TomTom is well known for its GPS navigation, but few know that the company has been powering the popular Nike+ Sportwatch for years.
Considering the product's success, its no surprise that TomTom is officially getting into the fitness watch business, debuting its first product at Outdoor Retailer Summer Market 2013.
The Nike+ Sportwatch had been very successful, TomTom Senior Vice President of Marketing and Product Management Tom Murray said. “It’s already captured about 25 percent of the market share in the U.S. over the last two years.”
Murray said TomTom is taking the next step to venture on its own with its new Runner and the Multisport fitness watches.
“We’re obviously known for automotive navigation and what we did there was we took very complicated technology and packaged it up in a way that anybody can use it so they never get lost or so they could avoid traffic,” Murray said. “We thought we could make it even easier for people to get their information when they’re running, cycling or swimming so that they can achieve their fitness goals.”
Murray gave us a run through of the Multisport, which upon our preliminary tests, is intuitive to use and easy to upload information from consumer apps like RunKeeper. The one big button on the product, QuickGPS signal acquisition and vibrating cues have made our workout statistics a little easier to track during testing of the MultiSport unit. It has a battery life of up to 10 hours and has a sleek design we’re not embarrassed of on group runs.
“We think we’ve developed a product that makes it easy to get the information you need while running and achieving your goals,” Murray said.
What are some of the fundamental differences between the Multisport and the Runner?
Primary difference is the multisport supports multiple sports. If you were going to run and swim, run and cycle or do all three of those activities as part of your workout routine the Multisport product would be the one for you. If you’re focused exclusively on running than the Runner product would be the one that you’d choose.
We read that the products are able to track workouts on treadmills, why did you decide to do that?

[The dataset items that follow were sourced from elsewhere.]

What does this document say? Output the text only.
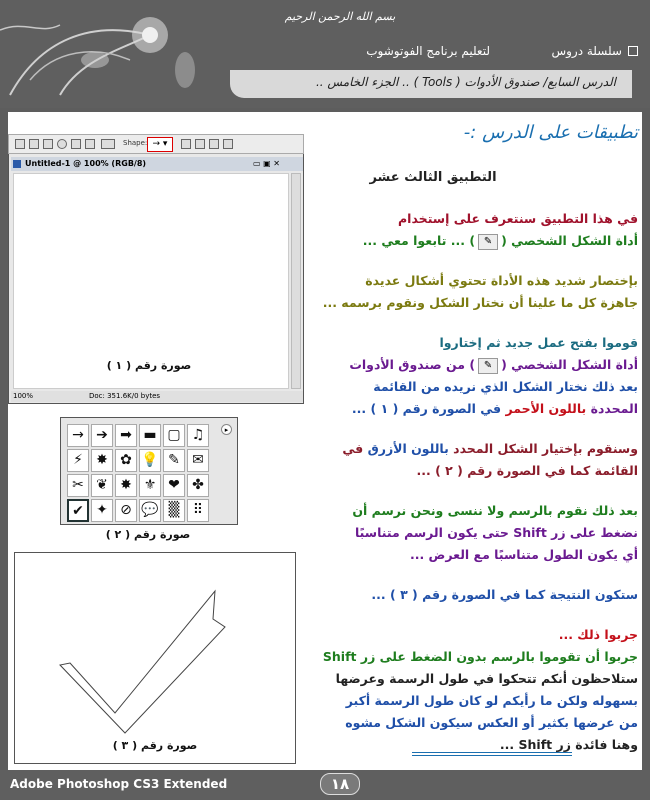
بسم الله الرحمن الرحيم
سلسلة دروس
لتعليم برنامج الفوتوشوب
الدرس السابع/ صندوق الأدوات ( Tools ) .. الجزء الخامس ..
تطبيقات على الدرس :-
التطبيق الثالث عشر
في هذا التطبيق سنتعرف على إستخدام
أداة الشكل الشخصي (✎) ... تابعوا معي ...
بإختصار شديد هذه الأداة تحتوي أشكال عديدة
جاهزة كل ما علينا أن نختار الشكل ونقوم برسمه ...
قوموا بفتح عمل جديد ثم إختاروا
أداة الشكل الشخصي (✎) من صندوق الأدوات
بعد ذلك نختار الشكل الذي نريده من القائمة
المحددة باللون الأحمر في الصورة رقم ( ١ ) ...
وسنقوم بإختيار الشكل المحدد باللون الأزرق في
القائمة كما في الصورة رقم ( ٢ ) ...
بعد ذلك نقوم بالرسم ولا ننسى ونحن نرسم أن
نضغط على زر Shift حتى يكون الرسم متناسبًا
أي يكون الطول متناسبًا مع العرض ...
ستكون النتيجة كما في الصورة رقم ( ٣ ) ...
جربوا ذلك ...
جربوا أن تقوموا بالرسم بدون الضغط على زر Shift
ستلاحظون أنكم تتحكوا في طول الرسمة وعرضها
بسهوله ولكن ما رأيكم لو كان طول الرسمة أكبر
من عرضها بكثير أو العكس سيكون الشكل مشوه
وهنا فائدة زر Shift ...
Shape: → ▾
Untitled-1 @ 100% (RGB/8)	▭ ▣ ✕
100%	Doc: 351.6K/0 bytes
صورة رقم ( ١ )
→ ➔ ➡ ▬ ▢ ♫
⚡ ✸ ✿ 💡 ✎ ✉
✂ ❦ ✸ ⚜ ❤ ✤
✔ ✦ ⊘ 💬 ▒ ⠿
▸
صورة رقم ( ٢ )
صورة رقم ( ٣ )
Adobe Photoshop CS3 Extended	١٨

It tracks your running whether you’re indoors or out. If you live in areas where the weather is bad or cold and you run on a treadmill, you still want to get credit for every workout. You want to be able to monitor your performance whether you run outdoors or indoors.
What thoughts went into the design of the watch?

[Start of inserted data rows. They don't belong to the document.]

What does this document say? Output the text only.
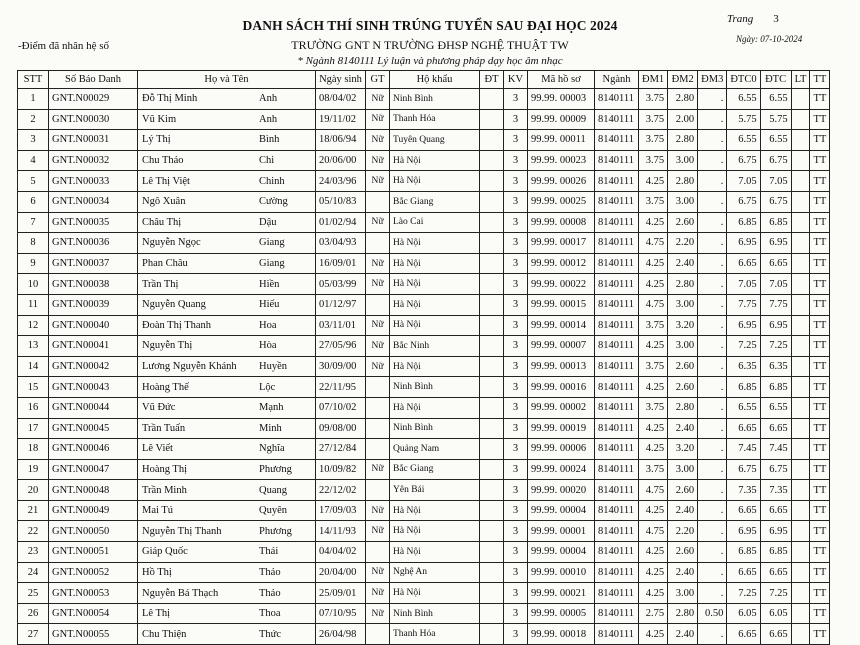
DANH SÁCH THÍ SINH TRÚNG TUYỂN SAU ĐẠI HỌC 2024
TRƯỜNG GNT N TRƯỜNG ĐHSP NGHỆ THUẬT TW
* Ngành 8140111 Lý luận và phương pháp dạy học âm nhạc
-Điểm đã nhân hệ số
Trang 3
Ngày: 07-10-2024
STT	Số Báo Danh	Họ và Tên	Ngày sinh	GT	Hộ khẩu	ĐT	KV	Mã hồ sơ	Ngành	ĐM1	ĐM2	ĐM3	ĐTC0	ĐTC	LT	TT
1	GNT.N00029	Đỗ Thị Minh Anh	08/04/02	Nữ	Ninh Bình		3	99.99. 00003	8140111	3.75	2.80	.	6.55	6.55		TT
2	GNT.N00030	Vũ Kim Anh	19/11/02	Nữ	Thanh Hóa		3	99.99. 00009	8140111	3.75	2.00	.	5.75	5.75		TT
3	GNT.N00031	Lý Thị Bình	18/06/94	Nữ	Tuyên Quang		3	99.99. 00011	8140111	3.75	2.80	.	6.55	6.55		TT
4	GNT.N00032	Chu Thảo Chi	20/06/00	Nữ	Hà Nội		3	99.99. 00023	8140111	3.75	3.00	.	6.75	6.75		TT
5	GNT.N00033	Lê Thị Việt Chinh	24/03/96	Nữ	Hà Nội		3	99.99. 00026	8140111	4.25	2.80	.	7.05	7.05		TT
6	GNT.N00034	Ngô Xuân Cường	05/10/83		Bắc Giang		3	99.99. 00025	8140111	3.75	3.00	.	6.75	6.75		TT
7	GNT.N00035	Châu Thị Dậu	01/02/94	Nữ	Lào Cai		3	99.99. 00008	8140111	4.25	2.60	.	6.85	6.85		TT
8	GNT.N00036	Nguyễn Ngọc Giang	03/04/93		Hà Nội		3	99.99. 00017	8140111	4.75	2.20	.	6.95	6.95		TT
9	GNT.N00037	Phan Châu Giang	16/09/01	Nữ	Hà Nội		3	99.99. 00012	8140111	4.25	2.40	.	6.65	6.65		TT
10	GNT.N00038	Trần Thị Hiền	05/03/99	Nữ	Hà Nội		3	99.99. 00022	8140111	4.25	2.80	.	7.05	7.05		TT
11	GNT.N00039	Nguyễn Quang Hiếu	01/12/97		Hà Nội		3	99.99. 00015	8140111	4.75	3.00	.	7.75	7.75		TT
12	GNT.N00040	Đoàn Thị Thanh Hoa	03/11/01	Nữ	Hà Nội		3	99.99. 00014	8140111	3.75	3.20	.	6.95	6.95		TT
13	GNT.N00041	Nguyễn Thị Hòa	27/05/96	Nữ	Bắc Ninh		3	99.99. 00007	8140111	4.25	3.00	.	7.25	7.25		TT
14	GNT.N00042	Lương Nguyễn Khánh Huyền	30/09/00	Nữ	Hà Nội		3	99.99. 00013	8140111	3.75	2.60	.	6.35	6.35		TT
15	GNT.N00043	Hoàng Thế Lộc	22/11/95		Ninh Bình		3	99.99. 00016	8140111	4.25	2.60	.	6.85	6.85		TT
16	GNT.N00044	Vũ Đức Mạnh	07/10/02		Hà Nội		3	99.99. 00002	8140111	3.75	2.80	.	6.55	6.55		TT
17	GNT.N00045	Trần Tuấn Minh	09/08/00		Ninh Bình		3	99.99. 00019	8140111	4.25	2.40	.	6.65	6.65		TT
18	GNT.N00046	Lê Viết Nghĩa	27/12/84		Quảng Nam		3	99.99. 00006	8140111	4.25	3.20	.	7.45	7.45		TT
19	GNT.N00047	Hoàng Thị Phương	10/09/82	Nữ	Bắc Giang		3	99.99. 00024	8140111	3.75	3.00	.	6.75	6.75		TT
20	GNT.N00048	Trần Minh Quang	22/12/02		Yên Bái		3	99.99. 00020	8140111	4.75	2.60	.	7.35	7.35		TT
21	GNT.N00049	Mai Tú Quyên	17/09/03	Nữ	Hà Nội		3	99.99. 00004	8140111	4.25	2.40	.	6.65	6.65		TT
22	GNT.N00050	Nguyễn Thị Thanh Phương	14/11/93	Nữ	Hà Nội		3	99.99. 00001	8140111	4.75	2.20	.	6.95	6.95		TT
23	GNT.N00051	Giáp Quốc Thái	04/04/02		Hà Nội		3	99.99. 00004	8140111	4.25	2.60	.	6.85	6.85		TT
24	GNT.N00052	Hồ Thị Thảo	20/04/00	Nữ	Nghệ An		3	99.99. 00010	8140111	4.25	2.40	.	6.65	6.65		TT
25	GNT.N00053	Nguyễn Bá Thạch Thảo	25/09/01	Nữ	Hà Nội		3	99.99. 00021	8140111	4.25	3.00	.	7.25	7.25		TT
26	GNT.N00054	Lê Thị Thoa	07/10/95	Nữ	Ninh Bình		3	99.99. 00005	8140111	2.75	2.80	0.50	6.05	6.05		TT
27	GNT.N00055	Chu Thiện Thức	26/04/98		Thanh Hóa		3	99.99. 00018	8140111	4.25	2.40	.	6.65	6.65		TT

What we heard loud and clear from the consumer was that most of the watches on the market are too bulky and they’re uncomfortable or distracting when you run. When you use these products you don’t want the watch, you want the information that the watch gives you. What we tried to do was develop an innovative design that’s very slender and lightweight. It hugs your wrist and fits all wrist sizes – whether you’re a man or woman.
We focused on a really large, easy-to-read, high-resolution, high-contrast display so you can see the numbers really clearly. That’s important when you’re moving and you want to be able to look down and be able to see how you’re doing.
Tell us about the Graphical Training Partner Feature on the watch (The feature has a road and two avatars and your avatar is either bold or light if you’re on pace or behind, respectively)?
Let’s say I want to push myself to beat my best time in a 10K I’m running in a couple of weeks. I can race against my best time and see very clearly with a glace at my watch whether I’m running behind or ahead of my best time. It’s simple to see. The whole idea is make it easy for people to see the information they need so they can focus on their workout.
Why, instead of multiple buttons, do the products have only one button?
What you do with the button is press it left, right, up and down. You can see how intuitive it is. You don’t need to memorize complex combinations of buttons. Plus it’s so big I can even use it with gloves on in the wintertime.